TOON: A New Format With Interesting Ideas (and a Few Sharp Edges)

TOON: A New Format With Interesting Ideas (and a Few Sharp Edges)

A new data format that could replace CSV and JSON.

Two weeks ago, we talked about how something as simple as an empty field in a CSV can carry very different meanings — and how those differences quietly affect everything downstream.

Right on cue, a new data format appeared in the developer world and sparked a surprising amount of discussion.

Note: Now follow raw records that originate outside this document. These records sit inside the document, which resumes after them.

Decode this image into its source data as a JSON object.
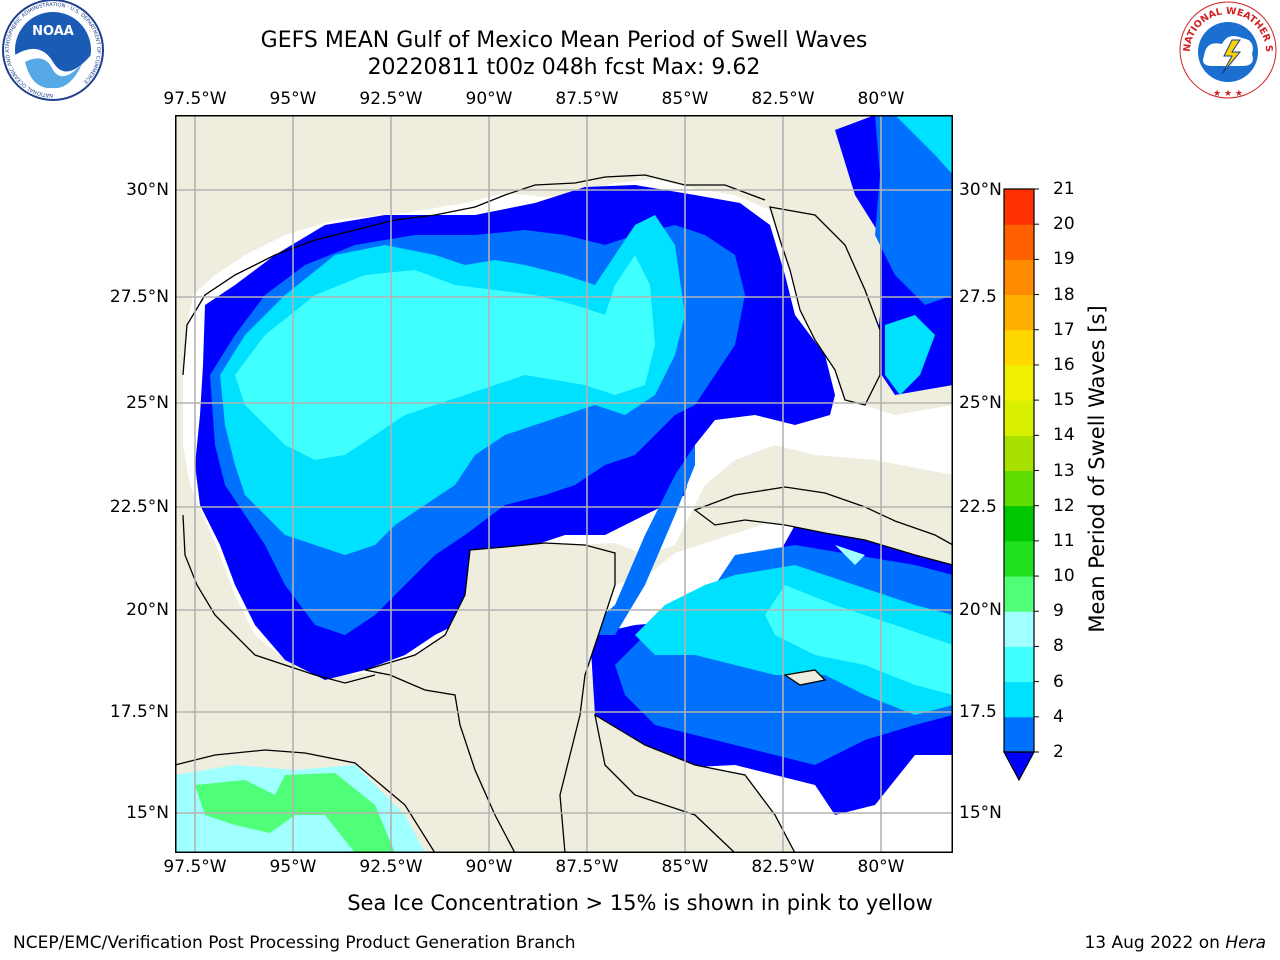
{
  "title": {
    "line1": "GEFS MEAN Gulf of Mexico Mean Period of Swell Waves",
    "line2": "20220811 t00z 048h fcst   Max: 9.62"
  },
  "logos": {
    "left": {
      "text": "NOAA",
      "ring_text": "NATIONAL OCEANIC AND ATMOSPHERIC ADMINISTRATION · U.S. DEPARTMENT OF COMMERCE"
    },
    "right": {
      "ring_text": "NATIONAL WEATHER SERVICE"
    }
  },
  "map": {
    "lon_labels": [
      "97.5°W",
      "95°W",
      "92.5°W",
      "90°W",
      "87.5°W",
      "85°W",
      "82.5°W",
      "80°W"
    ],
    "lat_labels_left": [
      "30°N",
      "27.5°N",
      "25°N",
      "22.5°N",
      "20°N",
      "17.5°N",
      "15°N"
    ],
    "lat_labels_right": [
      "30°N",
      "27.5",
      "25°N",
      "22.5",
      "20°N",
      "17.5",
      "15°N"
    ],
    "colors": {
      "land": "#eeedde",
      "ocean_no_data": "#ffffff",
      "grid": "#b3b3b3",
      "coast": "#000000"
    }
  },
  "colorbar": {
    "label": "Mean Period of Swell Waves [s]",
    "ticks": [
      "2",
      "4",
      "6",
      "8",
      "9",
      "10",
      "11",
      "12",
      "13",
      "14",
      "15",
      "16",
      "17",
      "18",
      "19",
      "20",
      "21"
    ],
    "colors": [
      "#0000ff",
      "#0070ff",
      "#00e0ff",
      "#40ffff",
      "#a0ffff",
      "#50ff78",
      "#20e020",
      "#00c800",
      "#60dc00",
      "#a8e000",
      "#d8f000",
      "#f0f000",
      "#ffd800",
      "#ffb000",
      "#ff8c00",
      "#ff6000",
      "#ff3000",
      "#ff0000"
    ],
    "under_color": "#0000ff"
  },
  "footer": {
    "ice_note": "Sea Ice Concentration > 15% is shown in pink to yellow",
    "credit": "NCEP/EMC/Verification Post Processing Product Generation Branch",
    "date": "13 Aug 2022 on ",
    "host": "Hera"
  }
}
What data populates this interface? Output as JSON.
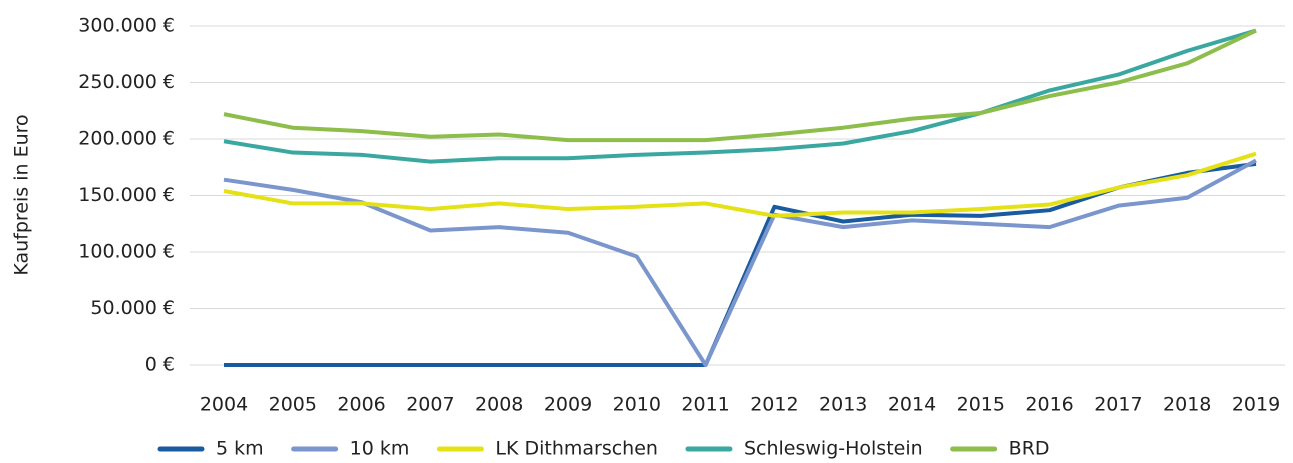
{
  "chart_data": {
    "type": "line",
    "y_label": "Kaufpreis in Euro",
    "categories": [
      "2004",
      "2005",
      "2006",
      "2007",
      "2008",
      "2009",
      "2010",
      "2011",
      "2012",
      "2013",
      "2014",
      "2015",
      "2016",
      "2017",
      "2018",
      "2019"
    ],
    "ylim": [
      0,
      300000
    ],
    "yticks": [
      {
        "value": 0,
        "label": "0 €"
      },
      {
        "value": 50000,
        "label": "50.000 €"
      },
      {
        "value": 100000,
        "label": "100.000 €"
      },
      {
        "value": 150000,
        "label": "150.000 €"
      },
      {
        "value": 200000,
        "label": "200.000 €"
      },
      {
        "value": 250000,
        "label": "250.000 €"
      },
      {
        "value": 300000,
        "label": "300.000 €"
      }
    ],
    "grid": true,
    "series": [
      {
        "name": "5 km",
        "color": "#1a5a9e",
        "values": [
          0,
          0,
          0,
          0,
          0,
          0,
          0,
          0,
          140000,
          127000,
          133000,
          132000,
          137000,
          157000,
          170000,
          178000
        ]
      },
      {
        "name": "10 km",
        "color": "#7b96cc",
        "values": [
          164000,
          155000,
          144000,
          119000,
          122000,
          117000,
          96000,
          0,
          133000,
          122000,
          128000,
          125000,
          122000,
          141000,
          148000,
          181000
        ]
      },
      {
        "name": "LK Dithmarschen",
        "color": "#e5e117",
        "values": [
          154000,
          143000,
          143000,
          138000,
          143000,
          138000,
          140000,
          143000,
          132000,
          135000,
          135000,
          138000,
          142000,
          157000,
          168000,
          187000
        ]
      },
      {
        "name": "Schleswig-Holstein",
        "color": "#3aa8a0",
        "values": [
          198000,
          188000,
          186000,
          180000,
          183000,
          183000,
          186000,
          188000,
          191000,
          196000,
          207000,
          223000,
          243000,
          257000,
          278000,
          296000
        ]
      },
      {
        "name": "BRD",
        "color": "#8dbd4a",
        "values": [
          222000,
          210000,
          207000,
          202000,
          204000,
          199000,
          199000,
          199000,
          204000,
          210000,
          218000,
          223000,
          238000,
          250000,
          267000,
          296000
        ]
      }
    ]
  }
}
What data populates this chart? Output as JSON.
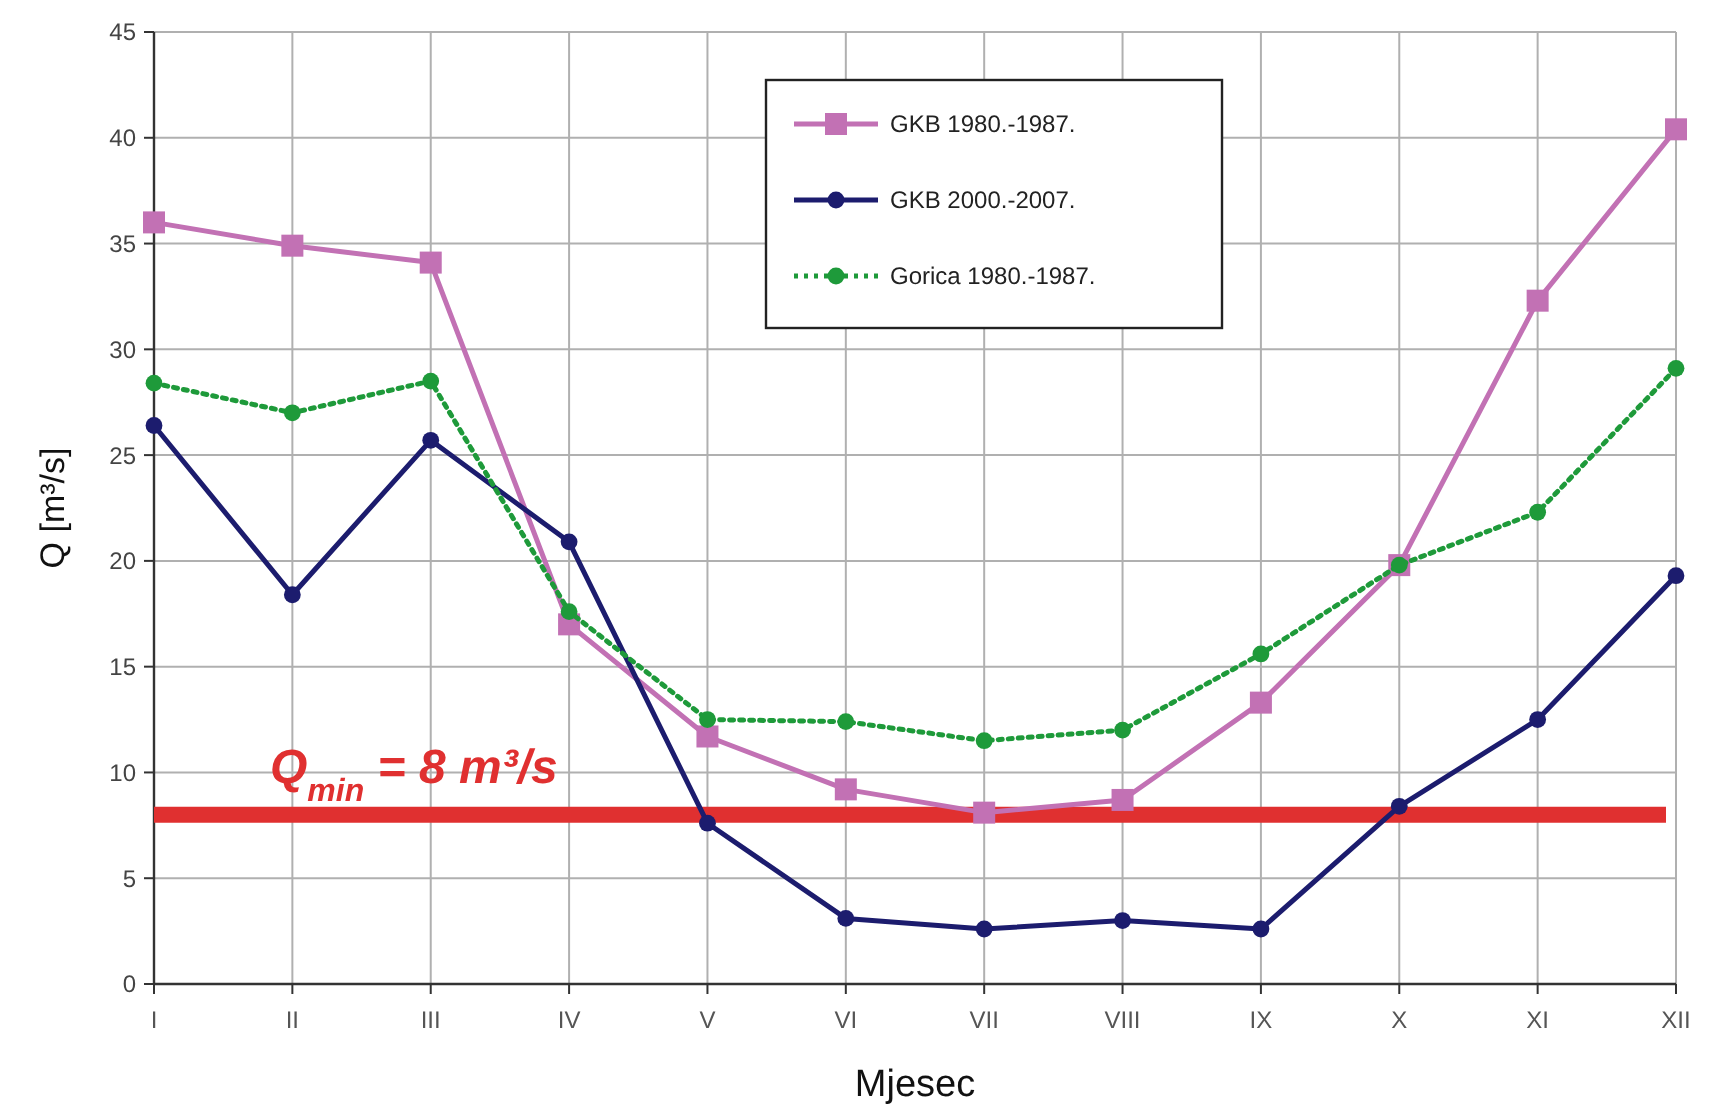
{
  "chart_data": {
    "type": "line",
    "xlabel": "Mjesec",
    "ylabel": "Q [m³/s]",
    "categories": [
      "I",
      "II",
      "III",
      "IV",
      "V",
      "VI",
      "VII",
      "VIII",
      "IX",
      "X",
      "XI",
      "XII"
    ],
    "series": [
      {
        "name": "GKB 1980.-1987.",
        "color": "#c271b4",
        "marker": "square",
        "line_style": "solid",
        "values": [
          36,
          34.9,
          34.1,
          17,
          11.7,
          9.2,
          8.1,
          8.7,
          13.3,
          19.8,
          32.3,
          40.4
        ]
      },
      {
        "name": "GKB 2000.-2007.",
        "color": "#1c1c6e",
        "marker": "circle",
        "line_style": "solid",
        "values": [
          26.4,
          18.4,
          25.7,
          20.9,
          7.6,
          3.1,
          2.6,
          3.0,
          2.6,
          8.4,
          12.5,
          19.3
        ]
      },
      {
        "name": "Gorica 1980.-1987.",
        "color": "#1e9a3a",
        "marker": "circle",
        "line_style": "dotted",
        "values": [
          28.4,
          27,
          28.5,
          17.6,
          12.5,
          12.4,
          11.5,
          12,
          15.6,
          19.8,
          22.3,
          29.1
        ]
      }
    ],
    "ylim": [
      0,
      45
    ],
    "yticks": [
      0,
      5,
      10,
      15,
      20,
      25,
      30,
      35,
      40,
      45
    ],
    "grid": true,
    "legend": "top",
    "ref_lines": [
      {
        "axis": "y",
        "value": 8,
        "label": "Q$_{min}$ = 8 m³/s",
        "color": "#e03030"
      }
    ]
  }
}
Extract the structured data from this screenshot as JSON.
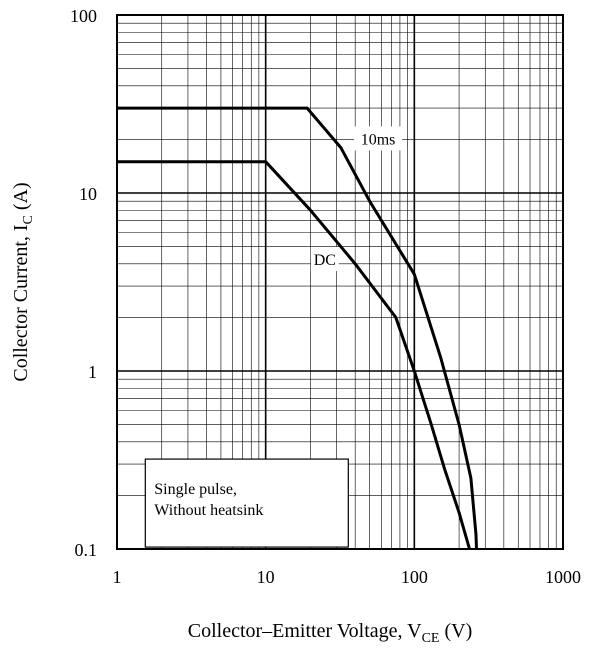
{
  "chart_data": {
    "type": "line",
    "xscale": "log",
    "yscale": "log",
    "xlim": [
      1,
      1000
    ],
    "ylim": [
      0.1,
      100
    ],
    "grid": true,
    "xlabel": {
      "main": "Collector–Emitter Voltage, V",
      "sub": "CE",
      "unit": "(V)"
    },
    "ylabel": {
      "main": "Collector Current, I",
      "sub": "C",
      "unit": "(A)"
    },
    "x_ticks": [
      {
        "value": 1,
        "label": "1"
      },
      {
        "value": 10,
        "label": "10"
      },
      {
        "value": 100,
        "label": "100"
      },
      {
        "value": 1000,
        "label": "1000"
      }
    ],
    "y_ticks": [
      {
        "value": 0.1,
        "label": "0.1"
      },
      {
        "value": 1,
        "label": "1"
      },
      {
        "value": 10,
        "label": "10"
      },
      {
        "value": 100,
        "label": "100"
      }
    ],
    "series": [
      {
        "name": "10ms",
        "points": [
          [
            1,
            30
          ],
          [
            19,
            30
          ],
          [
            32,
            18
          ],
          [
            50,
            9
          ],
          [
            100,
            3.5
          ],
          [
            150,
            1.2
          ],
          [
            200,
            0.5
          ],
          [
            240,
            0.25
          ],
          [
            260,
            0.12
          ],
          [
            262,
            0.1
          ]
        ]
      },
      {
        "name": "DC",
        "points": [
          [
            1,
            15
          ],
          [
            10,
            15
          ],
          [
            20,
            8
          ],
          [
            40,
            4
          ],
          [
            75,
            2
          ],
          [
            100,
            1
          ],
          [
            130,
            0.5
          ],
          [
            160,
            0.28
          ],
          [
            200,
            0.16
          ],
          [
            235,
            0.1
          ]
        ]
      }
    ],
    "annotations": [
      {
        "text": "10ms",
        "x": 57,
        "y": 20
      },
      {
        "text": "DC",
        "x": 25,
        "y": 4.2
      },
      {
        "text": [
          "Single pulse,",
          "Without heatsink"
        ],
        "x": 1.55,
        "y": 0.32
      }
    ]
  }
}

It’s called TOON — Token-Oriented Object Notation.
A compact hybrid of YAML- and CSV-style syntax, designed to be both human-readable and lean enough that an LLM can parse it with fewer tokens.

It’s an unusual motivation, but the idea itself is worth taking seriously:
A concise, readable format that could, in theory, replace JSON.

Let’s look at what TOON gets right, where it becomes fuzzy, and why its stated purpose raises questions.


Where TOON Is Actually Quite Appealing

There’s a real itch here: JSON is reliable but verbose. YAML is flexible but sometimes too implicit. TOON aims for a middle ground:

  • Arrays use CSV-like lists
  • Objects look like simplified YAML
  • Quoting is optional but defined
  • The format stays visually compact
  • It round-trips cleanly to JSON

And importantly:
TOON formally defines booleans and nulls, avoiding the ambiguity that plagues CSV.
Quoted values are strings.
Unquoted true|false|null become actual booleans or null.
Everything else unquoted is treated as a string (or a number if it clearly looks like one).

Not perfect, but at least the rules are written down — which is more than can be said for many “simple” formats we use every day.


Where Things Get Less Comfortable

1. Similar values can end up with different types

Consider this TOON definition of an array with three items:
values[3]: true,null,none

This becomes:

  • true → boolean
  • null → the null value
  • none → string "none"

Visually, all three entries look parallel. They’re not.
It’s easy to imagine this surprises someone later in the pipeline.

The choice makes sense if your priority is token minimalism, but it introduces type uncertainty in places where human readers expect clarity.

2. Whitespace rules in arrays are underspecified

TOON is intentionally lightweight, but whitespace handling in comma-separated lists is only vaguely described. Different implementations may interpret it differently — exactly the kind of grey zone that eventually becomes a compatibility issue. Neither of these problems is fatal. But they are the kind of early friction points that show a format is still settling.

Perhaps this is just my perspective as someone who has built a CSV parser. I’ve seen firsthand how much trouble vague whitespace rules can cause. I wish CSV had nailed this down better — and so I miss that TOON doesn’t define it more clearly from the start.


The Motivation: A New Format for LLMs?

This is the part that invites a raised eyebrow.

TOON’s headline goal is to reduce the number of tokens an LLM needs to “read” structured data. The project even includes accuracy benchmarks:

  • TOON extraction accuracy: 73.9%
  • JSON extraction accuracy: 69.7%

A measurable improvement — but still far from the reliability anyone would expect from a production workflow. Parsing errors in one out of four fields is not something you can build serious logic on.

If the real goal is to give LLMs access to structured data, creating a new serialization format may not be the most robust path.

We already have a more dependable option: MCP, which gives models controlled access to actual data sources without relying on ad-hoc parsing.

In that context, TOON feels less like a necessary invention and more like an interesting experiment that caught momentary attention.


Should You Use TOON Today?

Short answer: Probably not yet.

Longer answer:

  • If your data flow works with CSV, keep using CSV.
  • If you need well-structured, widely supported interchange, JSON remains the safe default.
  • If your goal is to provide real data to an LLM, MCP is the tool designed for that job.
  • And if you’re tempted by TOON because of the star count — wait a moment. New formats need time to prove themselves.

TOON is promising. It’s readable. It introduces some thoughtful ideas. But the use case that inspired it isn’t urgent enough to justify switching existing pipelines, and the specification still has some minor gaps.

It’s worth watching — not rushing into.

Thanks for reading,
Stefan

🧮 The Missing Number

18,600 – The number of GitHub stars the TOON project has earned so far.